Beth Shadur...................Invitational 2
12/1/2000 to 12/23/2000
New Works, works on paper, ceramics
Shadur will be showing not only narrative works on paper, but ceramic sculpture pieces that also are narrative in content. The works use realism in their development of images, but are surreal in their combination of objects in unexpected scale and color. These pieces show Shadur's signature rich, saturated palette as well as an almost compulsive attention to detail. In fact, obsession and compulsion have become a theme in these new works, as has the subject of "mid-life." Shadur makes reference to autobiography with a nod to images of her time spent living in Colorado and Florida, yet she encompasses more universal symbols to reflect the thought of a woman approaching the middle years of her life.
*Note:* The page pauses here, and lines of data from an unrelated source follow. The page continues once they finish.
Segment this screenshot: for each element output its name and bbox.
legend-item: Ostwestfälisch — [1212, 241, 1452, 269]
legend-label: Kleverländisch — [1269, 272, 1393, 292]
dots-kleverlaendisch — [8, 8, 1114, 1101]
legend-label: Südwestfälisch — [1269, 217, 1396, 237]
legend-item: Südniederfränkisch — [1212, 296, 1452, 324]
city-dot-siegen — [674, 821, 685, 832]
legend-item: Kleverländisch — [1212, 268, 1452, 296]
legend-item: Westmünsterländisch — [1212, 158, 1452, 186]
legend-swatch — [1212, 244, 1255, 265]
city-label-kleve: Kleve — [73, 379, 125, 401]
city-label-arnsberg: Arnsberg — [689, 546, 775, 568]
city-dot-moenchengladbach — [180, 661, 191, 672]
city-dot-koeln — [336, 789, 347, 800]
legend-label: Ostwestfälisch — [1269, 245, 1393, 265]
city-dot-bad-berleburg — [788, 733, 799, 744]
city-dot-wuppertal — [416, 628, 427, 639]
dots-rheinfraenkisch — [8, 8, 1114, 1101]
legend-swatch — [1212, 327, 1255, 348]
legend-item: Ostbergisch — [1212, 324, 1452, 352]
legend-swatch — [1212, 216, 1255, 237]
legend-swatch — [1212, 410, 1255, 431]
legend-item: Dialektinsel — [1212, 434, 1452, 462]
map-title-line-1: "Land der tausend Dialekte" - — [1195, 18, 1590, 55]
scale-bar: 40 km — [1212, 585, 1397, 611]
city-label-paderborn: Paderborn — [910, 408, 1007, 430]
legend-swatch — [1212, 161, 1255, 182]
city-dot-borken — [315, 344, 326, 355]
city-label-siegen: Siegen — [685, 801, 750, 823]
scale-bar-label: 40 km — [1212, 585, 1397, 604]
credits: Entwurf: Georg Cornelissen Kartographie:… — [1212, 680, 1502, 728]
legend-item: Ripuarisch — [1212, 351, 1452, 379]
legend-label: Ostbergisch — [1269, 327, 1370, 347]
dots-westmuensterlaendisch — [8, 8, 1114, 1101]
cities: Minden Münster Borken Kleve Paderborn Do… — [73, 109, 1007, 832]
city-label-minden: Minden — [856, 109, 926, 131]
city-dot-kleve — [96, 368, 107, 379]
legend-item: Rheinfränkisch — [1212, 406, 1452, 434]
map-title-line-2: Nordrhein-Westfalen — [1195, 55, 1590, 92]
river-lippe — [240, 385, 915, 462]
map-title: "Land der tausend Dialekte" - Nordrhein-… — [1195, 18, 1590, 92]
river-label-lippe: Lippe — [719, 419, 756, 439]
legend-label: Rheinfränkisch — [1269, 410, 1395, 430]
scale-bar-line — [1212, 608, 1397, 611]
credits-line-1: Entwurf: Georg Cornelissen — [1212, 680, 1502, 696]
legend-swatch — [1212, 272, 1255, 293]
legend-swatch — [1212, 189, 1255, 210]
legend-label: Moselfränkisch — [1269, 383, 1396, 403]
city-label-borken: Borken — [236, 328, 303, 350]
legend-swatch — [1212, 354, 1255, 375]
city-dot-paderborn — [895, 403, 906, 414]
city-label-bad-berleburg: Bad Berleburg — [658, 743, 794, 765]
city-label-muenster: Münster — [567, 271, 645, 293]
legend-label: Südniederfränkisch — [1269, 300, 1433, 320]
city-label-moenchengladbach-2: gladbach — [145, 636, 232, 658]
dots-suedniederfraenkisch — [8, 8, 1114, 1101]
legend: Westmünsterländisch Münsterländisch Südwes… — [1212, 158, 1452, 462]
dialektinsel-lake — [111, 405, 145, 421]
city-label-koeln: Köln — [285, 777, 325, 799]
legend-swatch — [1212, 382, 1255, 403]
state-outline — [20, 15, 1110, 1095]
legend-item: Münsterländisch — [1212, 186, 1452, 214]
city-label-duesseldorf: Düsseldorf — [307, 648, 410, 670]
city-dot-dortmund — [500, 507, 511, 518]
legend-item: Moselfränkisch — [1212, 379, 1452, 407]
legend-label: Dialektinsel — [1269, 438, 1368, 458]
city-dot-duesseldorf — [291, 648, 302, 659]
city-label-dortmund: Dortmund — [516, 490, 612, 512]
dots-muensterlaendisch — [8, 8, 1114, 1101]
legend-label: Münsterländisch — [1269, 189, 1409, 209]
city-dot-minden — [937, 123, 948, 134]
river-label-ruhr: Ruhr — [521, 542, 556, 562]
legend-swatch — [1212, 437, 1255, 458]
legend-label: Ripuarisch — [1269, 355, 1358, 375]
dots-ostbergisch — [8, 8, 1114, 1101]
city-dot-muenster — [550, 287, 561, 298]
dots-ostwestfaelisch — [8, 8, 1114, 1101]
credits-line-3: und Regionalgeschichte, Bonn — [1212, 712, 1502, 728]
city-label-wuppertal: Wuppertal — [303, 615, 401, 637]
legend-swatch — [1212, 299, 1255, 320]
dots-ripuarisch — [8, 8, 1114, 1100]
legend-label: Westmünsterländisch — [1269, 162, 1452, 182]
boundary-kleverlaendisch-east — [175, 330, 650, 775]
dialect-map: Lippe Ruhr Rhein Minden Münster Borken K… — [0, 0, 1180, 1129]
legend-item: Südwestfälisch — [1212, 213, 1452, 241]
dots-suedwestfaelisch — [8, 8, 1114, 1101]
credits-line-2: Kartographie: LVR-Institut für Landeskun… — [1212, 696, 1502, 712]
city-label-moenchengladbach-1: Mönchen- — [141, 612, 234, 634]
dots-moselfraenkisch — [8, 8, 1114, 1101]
Youth of Teen Living Programs...................Special Events
12/1/2000 to 12/23/2000
The Self-Portrait as Role Model, mixed media
The young people of Teen Living Programs have created an exhibit of mixed media self-portraits. Each artist has selected a photo image of a celebrated citizen and built a dual portrait-a representation or abstraction of themselves over an image of some unforgoffen individual who in many ways inspires us all. Teen Living Programs works with homeless, runaway and exploited youth to get them off the streets and on the path to healthy and productive futures. These works are done primarily with found materials so as not to tax the environment.
Josefina Posch...................The Media Room
12/1/2000 to 12/23/2000
Trepidation- Red, White, Blue, video
A short experimental video by Swedish artist Josefina Posch. The loop illustrates the trepidation of a generation left with the task of redefining their cultural identity after experiencing the abolition of both national and social borders, both within the European Community and on the World Wide Web.
Charlotte Segal...................The Front Space
12/1/2000 to 12/23/2000
New Work, oil on canvas
Abstractly figurative forms activate the surface in establishing a strange place where figures are at one with the ground area as well as with gestural strokes and line. This continues Segal's interest in representing the essence of humanity through pathways of shape and color.